Angela parked the truck right in the middle of the road at the edge of the bridge. Digging the shotgun out once more the sisters warned the kids to stay low, and they started across the school’s bridge. Step after careful step took them across the stream and closer to the strong odor of gunfire on the breeze. It reminded Angela of the days Dan would take the family to the gun range. She had a sudden pull of nostalgia.

Around an office building ahead she heard a moan of pain. The two women started jogging towards the sound, both noticing the enormous amount of brass casings on the ground. It looked like someone had spilled box upon box of spent shells on the ground.

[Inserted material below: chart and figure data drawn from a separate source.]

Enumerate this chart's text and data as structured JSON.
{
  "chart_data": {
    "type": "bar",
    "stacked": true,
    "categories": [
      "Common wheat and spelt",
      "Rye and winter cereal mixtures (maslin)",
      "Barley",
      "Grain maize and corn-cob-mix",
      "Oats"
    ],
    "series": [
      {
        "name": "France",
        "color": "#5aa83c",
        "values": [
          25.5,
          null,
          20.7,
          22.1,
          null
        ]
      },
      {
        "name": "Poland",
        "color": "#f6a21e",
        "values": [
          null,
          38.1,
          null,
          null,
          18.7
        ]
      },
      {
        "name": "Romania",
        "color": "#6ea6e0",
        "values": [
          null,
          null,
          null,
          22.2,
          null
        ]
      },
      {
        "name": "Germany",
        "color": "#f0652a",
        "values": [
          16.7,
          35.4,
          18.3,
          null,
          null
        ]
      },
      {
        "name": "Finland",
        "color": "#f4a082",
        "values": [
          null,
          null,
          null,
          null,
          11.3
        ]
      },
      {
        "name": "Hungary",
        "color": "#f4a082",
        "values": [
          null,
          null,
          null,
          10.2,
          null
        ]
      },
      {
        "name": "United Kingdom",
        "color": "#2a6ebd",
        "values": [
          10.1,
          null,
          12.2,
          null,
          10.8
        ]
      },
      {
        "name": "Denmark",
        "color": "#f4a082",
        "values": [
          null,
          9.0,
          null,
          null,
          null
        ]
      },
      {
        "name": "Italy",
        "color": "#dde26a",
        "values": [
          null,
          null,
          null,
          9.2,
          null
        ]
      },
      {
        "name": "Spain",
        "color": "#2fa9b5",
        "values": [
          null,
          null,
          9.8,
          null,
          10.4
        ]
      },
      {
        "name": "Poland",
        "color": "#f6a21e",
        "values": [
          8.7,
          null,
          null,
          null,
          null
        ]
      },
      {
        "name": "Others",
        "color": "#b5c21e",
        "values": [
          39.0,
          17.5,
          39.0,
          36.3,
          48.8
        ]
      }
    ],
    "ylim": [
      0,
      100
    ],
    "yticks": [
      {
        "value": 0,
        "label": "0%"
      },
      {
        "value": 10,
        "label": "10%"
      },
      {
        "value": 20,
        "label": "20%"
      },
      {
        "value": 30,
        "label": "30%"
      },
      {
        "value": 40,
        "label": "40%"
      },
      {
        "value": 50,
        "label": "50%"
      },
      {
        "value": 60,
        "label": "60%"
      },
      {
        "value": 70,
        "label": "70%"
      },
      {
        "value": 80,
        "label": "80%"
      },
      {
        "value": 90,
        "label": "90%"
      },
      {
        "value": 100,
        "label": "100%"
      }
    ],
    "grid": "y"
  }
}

“DROP THE FUCKING SHOTGUN!” A male voice boomed suddenly from ahead. Angela reacted with absolutely no thought. The gun dropped from her hand reflexively and clattered on the pavement, abandoned.
 

A tall, thick man wearing a half open military style ballistics vest walked like a predator out from around the corner of a school building. His face was bloodied, with tears forming clear lines running down his cheeks. His Mohawk haircut made him look like a mad savage from a post apocalyptic western. His dark brown eyes shone with an intensity that made both women tremble. His assault rifle’s sight was fixed on the dark spot of his eye, and Amanda’s chest. His movement changed nothing about the weapon. With a twitch of his finger her chest would explode. Amanda felt her jaw tremble as the man slowly closed to within ten paces.